Sophie didn’t answer. It was one thing to do all she could; it was another to bring in someone from town. Once the townspeople knew she was here, the menfolk, with their dishonorable propositions and their anger at her refusal, would be back. Those men had driven them into this thicket.
A doctor to save this man’s life might cost her daughters theirs. Of course, when this man woke up, their secret would be out anyway. Still, Sophie could do no less than her best to save him.
After she was satisfied his head wound was clean, Sophie explored his skull further and found another lump on the back. Between the two blows, it was no wonder the man was unconscious. Sophie was just ready to turn her attention to wiping the grime from his face when she heard, in the far distance, the sound of more hoofbeats. The pursuers? After all this time?

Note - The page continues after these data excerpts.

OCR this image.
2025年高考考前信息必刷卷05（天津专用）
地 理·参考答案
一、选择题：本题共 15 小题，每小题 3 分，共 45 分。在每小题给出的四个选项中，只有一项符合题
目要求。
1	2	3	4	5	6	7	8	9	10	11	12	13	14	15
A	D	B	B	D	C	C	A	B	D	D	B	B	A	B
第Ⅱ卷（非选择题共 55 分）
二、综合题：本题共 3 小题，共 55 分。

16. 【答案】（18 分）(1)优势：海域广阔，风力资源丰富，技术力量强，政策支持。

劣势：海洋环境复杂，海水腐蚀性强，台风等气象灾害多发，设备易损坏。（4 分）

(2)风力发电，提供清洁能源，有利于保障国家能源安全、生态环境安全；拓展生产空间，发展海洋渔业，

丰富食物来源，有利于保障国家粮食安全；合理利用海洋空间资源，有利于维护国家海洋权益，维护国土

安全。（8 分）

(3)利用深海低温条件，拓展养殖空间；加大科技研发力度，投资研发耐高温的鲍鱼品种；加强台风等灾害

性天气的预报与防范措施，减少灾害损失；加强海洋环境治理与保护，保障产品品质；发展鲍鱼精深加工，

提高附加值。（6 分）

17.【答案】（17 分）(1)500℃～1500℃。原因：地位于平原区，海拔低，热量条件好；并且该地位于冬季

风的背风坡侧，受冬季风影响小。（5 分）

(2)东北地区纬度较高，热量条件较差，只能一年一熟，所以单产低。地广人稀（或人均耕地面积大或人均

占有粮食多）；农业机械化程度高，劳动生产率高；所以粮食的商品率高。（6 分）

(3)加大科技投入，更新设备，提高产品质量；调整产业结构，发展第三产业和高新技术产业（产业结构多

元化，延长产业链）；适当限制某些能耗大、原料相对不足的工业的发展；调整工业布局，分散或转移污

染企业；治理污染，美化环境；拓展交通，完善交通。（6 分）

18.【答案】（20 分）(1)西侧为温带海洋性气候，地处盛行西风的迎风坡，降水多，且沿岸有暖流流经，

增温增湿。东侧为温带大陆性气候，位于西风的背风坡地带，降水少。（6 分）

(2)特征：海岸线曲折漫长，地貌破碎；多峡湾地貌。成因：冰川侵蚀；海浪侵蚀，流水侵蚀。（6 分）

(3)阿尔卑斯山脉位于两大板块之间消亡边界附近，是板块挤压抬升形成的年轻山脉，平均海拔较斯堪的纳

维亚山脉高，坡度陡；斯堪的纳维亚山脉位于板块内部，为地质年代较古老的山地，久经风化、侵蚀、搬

She knew she didn’t have a moment to spare. “Riders coming. Elizabeth, stay with him. Put the lantern out. If he starts to wake up, do whatever you must to keep him quiet, including gagging him. Mandy, get to the house and cover things, then get up in the loft with Sally and Laura. Don’t let them see you!”
They ran to get ready for intruders as if their lives depended on it. They had done it before many times.
The hoofbeats turned onto her path just as she darted into the door a step behind Mandy. Mandy tossed several large cloths over Laura’s crib and high chair to disguise the presence of others in the cabin. Then she flew up the ladder behind Sally, who had heard the sound of someone coming and had gone into action without being told. Sally had the sleeping Laura in her arms and Sophie’s disguise laid out.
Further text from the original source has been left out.